入居率が改善していけばレオパレス21の業績は改善していくでしょう。また、入居率が改善しないのであれば、レオパレス21のブランド力、入居者募集力は完全に棄損していることになります。こうなると、レオパレス21の業績回復は見込みづらく、徐々に現金の流出が続き、事業継続は難しくなるでしょう。

 

今後の留意点

レオパレス21はリーマンショック後の業績悪化時にアパートオーナーに対して借り上げ賃料減額交渉を行い、業績を立て直した過去の「実績」があります。この強引とまで言われた賃料減額は、裁判等を引き起こしています。

また、テレビ東京「ガイアの夜明け」では2017年12月、スクープ第1弾として、レオパレスのサブリースをめぐる契約トラブルの実態を放送しました。

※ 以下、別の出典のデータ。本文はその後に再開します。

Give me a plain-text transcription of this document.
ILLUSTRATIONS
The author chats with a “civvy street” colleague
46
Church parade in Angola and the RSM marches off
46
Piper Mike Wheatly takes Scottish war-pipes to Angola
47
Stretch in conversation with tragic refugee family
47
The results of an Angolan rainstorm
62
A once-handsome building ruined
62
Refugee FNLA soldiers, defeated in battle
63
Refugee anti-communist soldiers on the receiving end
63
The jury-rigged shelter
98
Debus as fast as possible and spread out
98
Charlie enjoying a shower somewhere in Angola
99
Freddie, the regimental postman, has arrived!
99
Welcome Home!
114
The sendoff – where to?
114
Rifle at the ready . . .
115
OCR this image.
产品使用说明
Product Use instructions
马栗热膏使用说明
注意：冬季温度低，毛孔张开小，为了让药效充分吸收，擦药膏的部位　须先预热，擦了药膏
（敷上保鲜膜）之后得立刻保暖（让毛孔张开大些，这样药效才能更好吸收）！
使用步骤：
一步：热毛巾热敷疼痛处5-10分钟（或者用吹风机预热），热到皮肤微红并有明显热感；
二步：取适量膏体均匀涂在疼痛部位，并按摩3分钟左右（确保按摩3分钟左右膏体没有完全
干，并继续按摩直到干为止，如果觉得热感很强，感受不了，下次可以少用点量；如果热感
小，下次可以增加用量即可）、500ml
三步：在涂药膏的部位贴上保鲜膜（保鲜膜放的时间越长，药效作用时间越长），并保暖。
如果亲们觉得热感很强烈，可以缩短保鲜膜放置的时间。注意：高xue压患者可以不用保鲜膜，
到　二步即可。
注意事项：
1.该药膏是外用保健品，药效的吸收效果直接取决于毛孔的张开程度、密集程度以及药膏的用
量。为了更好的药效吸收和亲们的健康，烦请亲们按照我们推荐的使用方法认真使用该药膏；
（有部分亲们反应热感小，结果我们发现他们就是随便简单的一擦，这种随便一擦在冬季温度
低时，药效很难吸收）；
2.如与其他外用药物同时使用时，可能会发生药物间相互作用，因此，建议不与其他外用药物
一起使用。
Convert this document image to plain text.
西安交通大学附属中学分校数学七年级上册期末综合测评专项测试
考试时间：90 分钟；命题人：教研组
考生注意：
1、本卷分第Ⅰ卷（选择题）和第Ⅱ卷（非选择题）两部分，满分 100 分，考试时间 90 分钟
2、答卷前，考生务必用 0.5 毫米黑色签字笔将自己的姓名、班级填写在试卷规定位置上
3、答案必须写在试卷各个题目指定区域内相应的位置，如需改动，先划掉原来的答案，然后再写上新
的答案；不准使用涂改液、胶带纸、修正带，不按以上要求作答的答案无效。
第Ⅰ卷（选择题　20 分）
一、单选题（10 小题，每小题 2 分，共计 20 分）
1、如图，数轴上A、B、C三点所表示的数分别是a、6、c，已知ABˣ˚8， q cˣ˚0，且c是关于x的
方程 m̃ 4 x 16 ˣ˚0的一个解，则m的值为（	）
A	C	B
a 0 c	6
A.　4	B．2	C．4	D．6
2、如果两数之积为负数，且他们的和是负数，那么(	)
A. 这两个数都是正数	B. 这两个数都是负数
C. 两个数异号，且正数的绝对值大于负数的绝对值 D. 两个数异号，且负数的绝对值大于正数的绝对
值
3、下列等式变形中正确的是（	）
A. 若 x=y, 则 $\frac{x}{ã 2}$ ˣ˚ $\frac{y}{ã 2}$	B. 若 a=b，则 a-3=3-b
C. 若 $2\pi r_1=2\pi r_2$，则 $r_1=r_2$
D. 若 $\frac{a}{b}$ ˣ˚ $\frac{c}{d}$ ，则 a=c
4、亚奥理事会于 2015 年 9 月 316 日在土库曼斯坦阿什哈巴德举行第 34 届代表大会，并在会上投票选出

「30年間の賃料保証」などのうたい文句で、賃貸アパートの個人オーナーや相続税対策を考えている人などとサブリース契約を交わしていたが、途中で反故に。「契約から10年超のアパートは契約を解除」「10年未満は家賃収入の大幅な減額を求める」という内容だ。

つまり「30年保証と言ったけれど10年に短くする」「払うと約束したが、やはり払えない」という、個人オーナーたちとしては受け入れらない内容だった。この一方的な契約変更は「終了プロジェクト」という名称で組織的に行なわれていたことが明らかになった。

(出所 テレ東プラス https://www.tv-tokyo.co.jp/plus/business/entry/2019/019191.html

このTV番組が一連のレオパレス21への追及の第一弾でした。 

レオパレス21は、業績が悪化し資金繰りが急激に悪化した場合には、上記のようにオーナー宛の借り上げ賃料の減額を行うという選択肢があります。減額すれば、コストが下がる訳ですからサブリース事業の逆ざやは解消されます。

但し、レオパレス21は、2021年3月までオーナーへの支払賃料は減額を求めないと説明しています。現在の現預金水準からすると2021年3月までは会社として耐えられると判断しているのでしょう。筆者もあと1年半程度は持ちこたえられる可能性が高いと考えます。

しかし、その後は分かりません。特にオーナーへ借り上げ賃料の減額交渉を行うようであれば、レオパレス21の衰退は決定的になるでしょう。もう誰もがレオパレス21が賃料を保証するということを信用しなくなります。そうすれば、サブリース事業自体は成り立ちません。

短期的には入居率、中期的にはオーナー宛の借り上げ賃料の減額の有無がレオパレス21の今後を見ていくうえでのポイントとなるのです。